The white-tailed deer, which had been killed after being struck by cars, were tested after being picked up by the state’s roadkill contractor, the Somerset Daily American reported.
The three in Somerset County were among 123 additional free-ranging deer that have tested positive for chronic wasting disease, or CWD, since last year. As a result, the game commission has expanded Disease Management Areas 2 and 3.
DMA 2 now covers more than 6,715 square miles, an expansion of 2,101 square miles since last year, and includes all or parts of Adams, Bedford, Blair, Cambria, Centre, Clearfield, Cumberland, Franklin, Fulton, Huntingdon, Indiana, Juniata, Mifflin, Perry, Snyder, Somerset and Westmoreland counties.

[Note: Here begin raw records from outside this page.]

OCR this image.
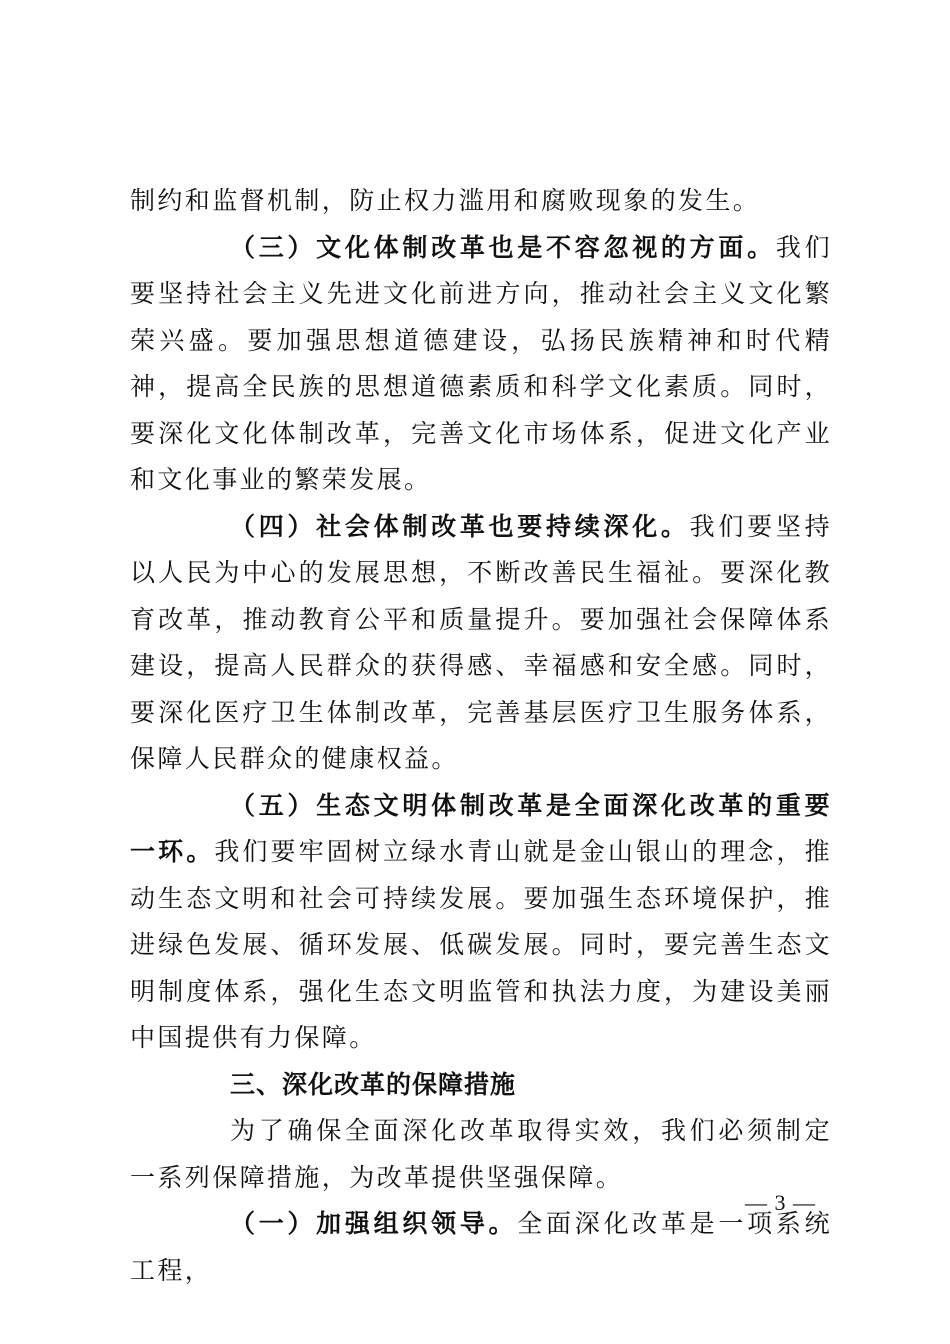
制约和监督机制，防止权力滥用和腐败现象的发生。

（三）文化体制改革也是不容忽视的方面。我们要坚持社会主义先进文化前进方向，推动社会主义文化繁荣兴盛。要加强思想道德建设，弘扬民族精神和时代精神，提高全民族的思想道德素质和科学文化素质。同时，要深化文化体制改革，完善文化市场体系，促进文化产业和文化事业的繁荣发展。

（四）社会体制改革也要持续深化。我们要坚持以人民为中心的发展思想，不断改善民生福祉。要深化教育改革，推动教育公平和质量提升。要加强社会保障体系建设，提高人民群众的获得感、幸福感和安全感。同时，要深化医疗卫生体制改革，完善基层医疗卫生服务体系，保障人民群众的健康权益。

（五）生态文明体制改革是全面深化改革的重要一环。我们要牢固树立绿水青山就是金山银山的理念，推动生态文明和社会可持续发展。要加强生态环境保护，推进绿色发展、循环发展、低碳发展。同时，要完善生态文明制度体系，强化生态文明监管和执法力度，为建设美丽中国提供有力保障。

三、深化改革的保障措施

为了确保全面深化改革取得实效，我们必须制定一系列保障措施，为改革提供坚强保障。

（一）加强组织领导。全面深化改革是一项系统工程，

— 3 —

DMA 2 now includes most of Somerset County and a small northeast portion of Westmoreland County, the game commission said.
The expansion largely is due to the discovery of two new CWD cases in Juniata and Perry counties, each of which was 20 miles or more away from the nearest previously documented case. Both deer were adults, and one displayed clinical symptoms of CWD at the time of death, which suggests CWD is established in the area and other deer in the area might already be infected, the game commission said.
Within DMAs, specific hunting regulations apply to help prevent the spread of CWD, which has been found in the wild deer population in 10 of Pennsylvania’s 67 counties.
Chronic wasting disease afflicts members of the deer family, including whitetail, mule deer, moose and elk. The disease, which is progressive and always fatal, causes weight loss and behavioral changes in animals before ultimately leading to their death.
CWD-infected deer, on average, do not display clinical symptoms of the disease for 18 to 24 months.